Health Talk: Organic foods
Pricey organic foods may not be ‘healthier’
Published: Wednesday, September 12, 2012
Updated: Wednesday, September 12, 2012 15:09
Typically the word “organic” elicits thoughts about eating healthier, but this could actually be a misconception, according to new research. A recent study conducted by researchers at Stanford University and the Veterans Affairs Palo Alto Health Care System found that conventionally grown foods are generally not less healthy than their organic counterparts.
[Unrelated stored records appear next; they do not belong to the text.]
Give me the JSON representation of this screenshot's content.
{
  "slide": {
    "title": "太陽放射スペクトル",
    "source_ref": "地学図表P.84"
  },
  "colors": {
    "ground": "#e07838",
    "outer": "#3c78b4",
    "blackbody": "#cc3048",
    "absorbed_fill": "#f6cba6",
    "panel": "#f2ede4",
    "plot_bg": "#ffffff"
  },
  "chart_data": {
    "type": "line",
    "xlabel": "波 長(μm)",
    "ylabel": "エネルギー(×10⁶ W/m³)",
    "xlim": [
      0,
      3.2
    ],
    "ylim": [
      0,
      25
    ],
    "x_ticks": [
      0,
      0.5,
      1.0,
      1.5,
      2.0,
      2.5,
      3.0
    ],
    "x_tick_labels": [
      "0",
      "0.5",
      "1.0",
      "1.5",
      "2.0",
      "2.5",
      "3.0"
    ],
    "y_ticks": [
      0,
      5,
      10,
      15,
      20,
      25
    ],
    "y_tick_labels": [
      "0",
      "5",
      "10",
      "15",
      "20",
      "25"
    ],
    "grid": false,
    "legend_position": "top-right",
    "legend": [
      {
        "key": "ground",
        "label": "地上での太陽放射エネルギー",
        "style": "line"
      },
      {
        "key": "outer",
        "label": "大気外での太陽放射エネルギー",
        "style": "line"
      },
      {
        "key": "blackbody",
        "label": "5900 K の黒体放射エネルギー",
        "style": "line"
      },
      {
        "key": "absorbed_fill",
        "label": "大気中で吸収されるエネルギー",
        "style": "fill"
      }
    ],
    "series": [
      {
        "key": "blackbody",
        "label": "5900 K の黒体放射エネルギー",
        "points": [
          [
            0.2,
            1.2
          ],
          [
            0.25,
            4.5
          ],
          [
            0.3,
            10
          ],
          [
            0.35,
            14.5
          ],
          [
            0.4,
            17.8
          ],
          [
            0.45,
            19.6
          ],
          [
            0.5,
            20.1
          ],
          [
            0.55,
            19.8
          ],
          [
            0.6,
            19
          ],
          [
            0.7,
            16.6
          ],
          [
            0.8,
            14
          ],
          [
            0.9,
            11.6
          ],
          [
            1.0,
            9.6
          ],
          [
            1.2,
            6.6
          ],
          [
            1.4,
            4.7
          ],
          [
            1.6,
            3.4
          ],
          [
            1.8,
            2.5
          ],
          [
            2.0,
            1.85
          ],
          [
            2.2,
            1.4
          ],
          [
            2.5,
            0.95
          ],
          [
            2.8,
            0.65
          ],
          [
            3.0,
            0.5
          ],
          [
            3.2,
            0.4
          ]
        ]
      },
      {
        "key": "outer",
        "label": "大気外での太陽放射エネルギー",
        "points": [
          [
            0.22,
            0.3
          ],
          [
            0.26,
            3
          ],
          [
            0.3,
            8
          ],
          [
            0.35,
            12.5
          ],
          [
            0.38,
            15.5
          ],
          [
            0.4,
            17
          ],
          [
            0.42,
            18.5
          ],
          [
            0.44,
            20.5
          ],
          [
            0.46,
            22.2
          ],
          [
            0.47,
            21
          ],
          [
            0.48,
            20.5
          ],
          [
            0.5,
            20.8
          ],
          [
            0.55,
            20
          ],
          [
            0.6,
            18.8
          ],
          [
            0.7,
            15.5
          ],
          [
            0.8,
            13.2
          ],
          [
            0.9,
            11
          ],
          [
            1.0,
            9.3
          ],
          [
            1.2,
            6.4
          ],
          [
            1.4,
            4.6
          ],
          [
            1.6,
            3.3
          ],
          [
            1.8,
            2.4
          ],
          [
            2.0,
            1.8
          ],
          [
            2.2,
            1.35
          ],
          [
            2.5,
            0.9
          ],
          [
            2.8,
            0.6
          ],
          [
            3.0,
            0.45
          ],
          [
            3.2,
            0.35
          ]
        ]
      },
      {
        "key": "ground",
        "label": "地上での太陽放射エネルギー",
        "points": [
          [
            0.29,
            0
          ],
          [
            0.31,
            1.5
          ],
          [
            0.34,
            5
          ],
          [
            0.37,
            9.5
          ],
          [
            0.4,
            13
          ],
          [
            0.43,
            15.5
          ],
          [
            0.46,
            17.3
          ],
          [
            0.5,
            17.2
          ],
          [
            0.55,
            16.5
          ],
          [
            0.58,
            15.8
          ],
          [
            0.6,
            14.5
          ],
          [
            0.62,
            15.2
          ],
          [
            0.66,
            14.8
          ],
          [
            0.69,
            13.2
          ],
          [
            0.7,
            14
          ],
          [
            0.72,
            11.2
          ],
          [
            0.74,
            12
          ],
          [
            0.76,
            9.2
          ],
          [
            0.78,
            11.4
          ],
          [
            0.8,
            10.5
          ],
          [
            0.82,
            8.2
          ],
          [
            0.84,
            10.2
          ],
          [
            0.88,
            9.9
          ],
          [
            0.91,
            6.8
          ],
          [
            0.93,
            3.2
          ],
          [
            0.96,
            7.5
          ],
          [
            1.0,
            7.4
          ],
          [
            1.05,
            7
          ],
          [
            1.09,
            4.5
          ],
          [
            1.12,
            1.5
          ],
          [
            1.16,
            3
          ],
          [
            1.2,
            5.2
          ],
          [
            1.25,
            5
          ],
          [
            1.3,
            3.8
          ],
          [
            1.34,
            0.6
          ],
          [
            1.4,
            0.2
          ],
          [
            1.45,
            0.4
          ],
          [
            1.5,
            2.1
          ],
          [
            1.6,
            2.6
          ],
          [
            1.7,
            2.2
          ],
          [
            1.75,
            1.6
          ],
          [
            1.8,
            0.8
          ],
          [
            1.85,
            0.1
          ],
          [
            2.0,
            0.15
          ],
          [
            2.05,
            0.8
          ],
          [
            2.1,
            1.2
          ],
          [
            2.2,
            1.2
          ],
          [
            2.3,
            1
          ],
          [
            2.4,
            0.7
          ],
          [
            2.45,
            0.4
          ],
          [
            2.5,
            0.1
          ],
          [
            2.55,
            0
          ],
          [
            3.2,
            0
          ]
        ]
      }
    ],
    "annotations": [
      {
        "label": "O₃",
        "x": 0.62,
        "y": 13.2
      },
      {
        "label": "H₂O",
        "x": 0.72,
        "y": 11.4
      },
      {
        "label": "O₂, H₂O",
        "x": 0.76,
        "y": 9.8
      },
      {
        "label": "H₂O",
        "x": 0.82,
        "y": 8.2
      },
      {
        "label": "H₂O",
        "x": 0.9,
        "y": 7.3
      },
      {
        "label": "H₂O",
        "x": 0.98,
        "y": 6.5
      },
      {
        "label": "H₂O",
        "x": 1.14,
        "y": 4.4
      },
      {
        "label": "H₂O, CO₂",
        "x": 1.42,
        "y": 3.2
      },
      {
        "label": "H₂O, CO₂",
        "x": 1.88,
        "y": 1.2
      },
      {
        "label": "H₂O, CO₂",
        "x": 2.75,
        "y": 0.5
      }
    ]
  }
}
In order for a food product to be classified as “organic,” certain requirements have to be met during the growing process. Defined by the United States Department of Agriculture (USDA) National Organic Program, organic refers to “food [that] is produced by farmers who emphasize the use of renewable resources and the conservation of soil and water to enhance environmental quality for future generations.”
The USDA regulates its standards on organic food by sending certified inspectors to farms where it is grown or raised to check that most pesticides, synthetic or contaminated fertilizers, growth hormones and antibiotics are not being used.
The handling companies and grocery stores that then receive the food from the farms are inspected as well and are required to possess certification stating that they are not affecting the natural and unprocessed state of said organic products.
Health is not the only factor taken into consideration; the cost of organic food is often an issue that many consumers use as reason not to purchase products with an “organic” label.
Eric Sideman, director of the Maine Organic Farmers and Gardeners Association, states that the organic production of food is ultimately cheaper than producing food conventionally. Although the individual grocery store prices of organic products are higher than conventional equivalents, several factors contribute to the long-term financial strains placed on the environment by conventionally produced foods.
Conventional farms deplete more non-renewable natural resources, use more artificial biological activities during production and create more environmental damages than organic farms.
Pesticide residues are slightly higher among conventionally grown produce, but thus far no research to support any health demoting affects that those pesticides have on the body.
Organic foods, in turn, may have slightly higher levels of certain vitamins but not an amount significant enough to deem “organic” as the ultimate health-promoting food type.
In the end, the new studies conclude that there is currently no solid evidence to back the claims that organic food is healthier than non-organic food. But helping to better the environment -- if it fits into your budget -- is a definite advantage of purchasing organic products.